The popularity of sushi is based around the notion of a single bite, and think of it. The action of the chef, he may say when he works, or simple poise forward and his actions and his motions, all well defined. The exercise takes less than a minute; the fish is cut and then the process begins.
Sushi looks like a very simple food and in many ways it is, however the details are extraordinary and really make the difference in taste. I have been writing about sushi for more than 30 years and I am still intrigued. While each person has his/hers opinion about what is good taste, there are certain standards to take into consideration when making any judgement.
We begin to see the importance of a chef’s experience, concentration, form, function and skill set when it all comes together, and no two sushi chefs or sushi are the same. Sushi as most foods is about relationships between clients, a standard as many foreigners wouldn’t have in their minds such details.
If you take a look at the fish you can see several indicative elements which give you some hints as to the quality. First understanding the fish itself and without story telling something many sushi aficionados like to do.

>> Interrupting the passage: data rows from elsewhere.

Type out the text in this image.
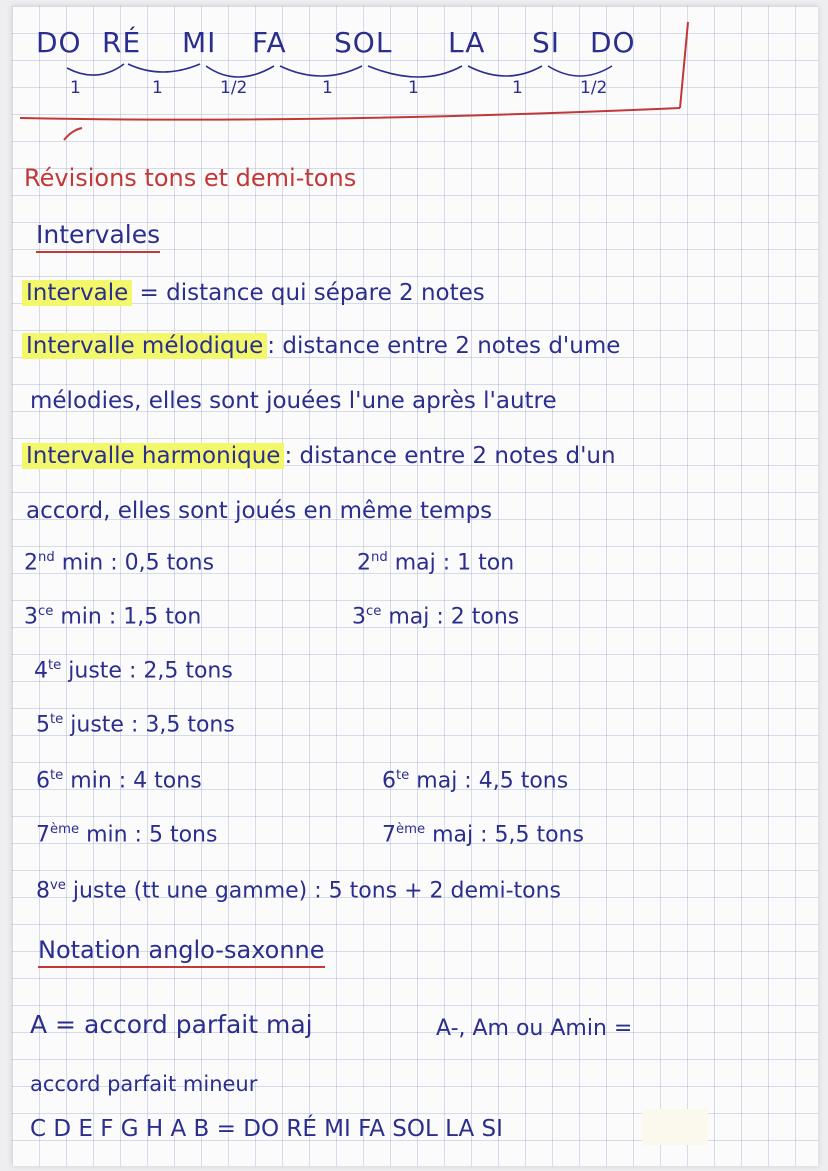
DO RÉ MI FA SOL LA SI DO
1	1	1/2	1	1	1	1/2
Révisions tons et demi-tons
Intervales
Intervale = distance qui sépare 2 notes
Intervalle mélodique : distance entre 2 notes d'ume
mélodies, elles sont jouées l'une après l'autre
Intervalle harmonique : distance entre 2 notes d'un
accord, elles sont joués en même temps
2nd min : 0,5 tons	2nd maj : 1 ton
$3^{ce}$ min : 1,5 ton	$3^{ce}$ maj : 2 tons
$4^{te}$ juste : 2,5 tons
$5^{te}$ juste : 3,5 tons
$6^{te}$ min : 4 tons	$6^{te}$ maj : 4,5 tons
7ème min : 5 tons	7ème maj : 5,5 tons
$8^{ve}$ juste (tt une gamme) : 5 tons + 2 demi-tons
Notation anglo-saxonne
A = accord parfait maj	A-, Am ou Amin =
accord parfait mineur
C D E F G H A B = DO RÉ MI FA SOL LA SI
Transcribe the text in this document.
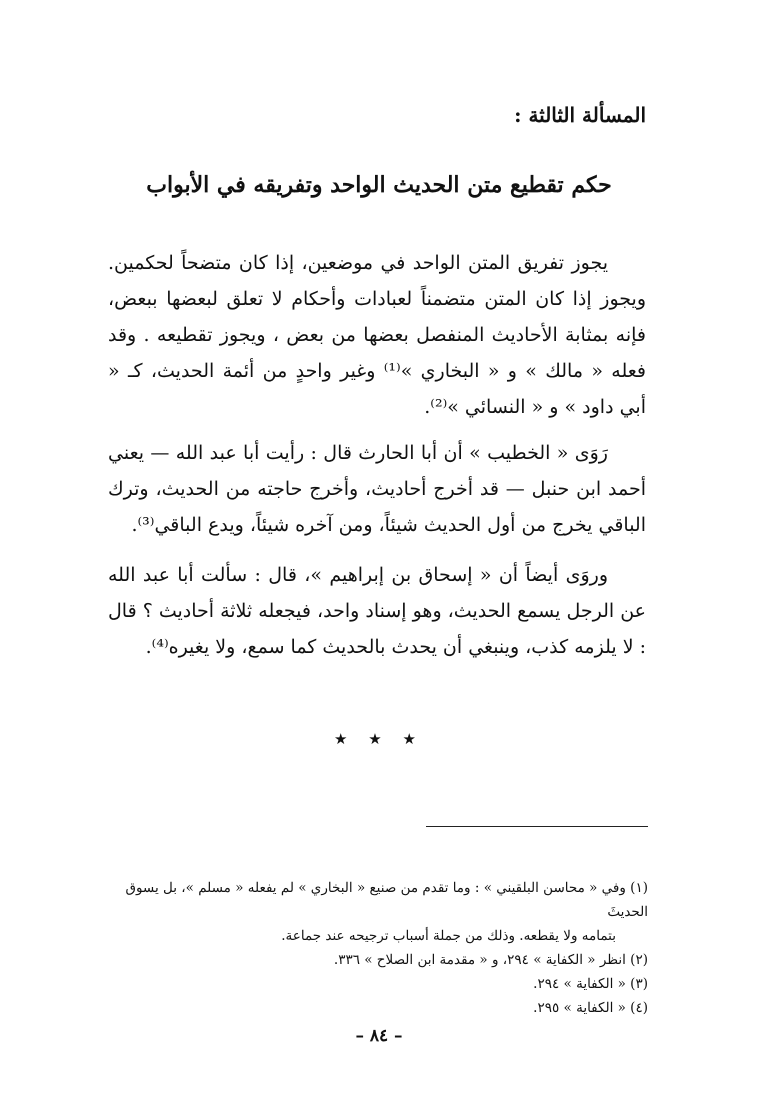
المسألة الثالثة :
حكم تقطيع متن الحديث الواحد وتفريقه في الأبواب

يجوز تفريق المتن الواحد في موضعين، إذا كان متضحاً لحكمين. ويجوز إذا كان المتن متضمناً لعبادات وأحكام لا تعلق لبعضها ببعض، فإنه بمثابة الأحاديث المنفصل بعضها من بعض ، ويجوز تقطيعه . وقد فعله « مالك » و « البخاري »⁽¹⁾ وغير واحدٍ من أئمة الحديث، كـ « أبي داود » و « النسائي »⁽²⁾.

رَوَى « الخطيب » أن أبا الحارث قال : رأيت أبا عبد الله — يعني أحمد ابن حنبل — قد أخرج أحاديث، وأخرج حاجته من الحديث، وترك الباقي يخرج من أول الحديث شيئاً، ومن آخره شيئاً، ويدع الباقي⁽³⁾.

وروَى أيضاً أن « إسحاق بن إبراهيم »، قال : سألت أبا عبد الله عن الرجل يسمع الحديث، وهو إسناد واحد، فيجعله ثلاثة أحاديث ؟ قال : لا يلزمه كذب، وينبغي أن يحدث بالحديث كما سمع، ولا يغيره⁽⁴⁾.

★ ★ ★

(١) وفي « محاسن البلقيني » : وما تقدم من صنيع « البخاري » لم يفعله « مسلم »، بل يسوق الحديثَ

بتمامه ولا يقطعه. وذلك من جملة أسباب ترجيحه عند جماعة.

(٢) انظر « الكفاية » ٢٩٤، و « مقدمة ابن الصلاح » ٣٣٦.

(٣) « الكفاية » ٢٩٤.

(٤) « الكفاية » ٢٩٥.

– ٨٤ –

If you look at the rice and the fish, of course the cut of the fish is key, and the quality of the raw materials goes without saying. In these photos you notice the hand position and the sequence of events to make a single nigiri. Saito san is positioned with his elbows and his hands, a sushi kata, Kata is a Japanese word meaning “form”. It refers to a detailed choreographed pattern of martial arts movements made to be practised alone or in a group. Sushi kata is all about swiftness and precision, the over and over again concentration of movements.
The waiting time, or as I call it, “the sushi stall” is the defining moment in the production of a single nigiri where the chef reaches forward, holds his hand in an open position. It is only then the chef has finished compressing the fish and rice, and there is some visible contact between the chef and the client as he adds the finishing touches. He can do no more, he has one chance to get it right as clients sit directly opposite the chef.
When any sushi chef is working at this level his posture is important and his hand position – his elbow is downward and dexterity really does make an important difference – an upward Keito hand position similar to karate. The loose grip is the final stage prior to serving the sushi.
The coordination of the fish it starts with the cut – obviously it’s important. The rice is a matter of the coordination of your right hand or your left hand – you need both obtain the correct amount fish-rice proportions. And you need to be able to coordinate the movements and get the right pressure through practiced technique.
Imagine there are hundreds of rice morsels used in making one sushi. The compressed rice is topped with fresh fish, and under the fish is a dab of wasabi. Then on top nikiri, the key to the first impression, the liquid taste is swiped a top the nigiri – and away you go. The fish is completed, and the four elements make up a single taste. No doubt these movements are paired with your taste receptors, the compression and mastication all makes a difference.
The chef has carefully selects his sweetness and umami, the ultimate in balance. You can see the rice has a certain shape and this really depends on how the rice is compressed in the chef’s hand.
When enjoying authentic sushi, you rarely use Shoyu, (soda sauce) it is like taking a salt shaker and dumping it over your food – it doesn’t end well. Shoyu is brewed and fermented, or the other way around. It has intense aromas and taste, so using it is a matter of knowing when: https://mesubim.com/2015/03/16/shoyu-sushi/ otherwise you run into trouble.
At Saito sushi, there is no shoyu sauce so you wouldn’t worry about it. However in many sushi restaurants customers bathe there sushi in shoyu (soya sauce) and it is a matter of knowledge or simple ignorance. I could go on and on about sushi – you’ll probably get bored so enjoy the images and the brave and tender skills of a master chef.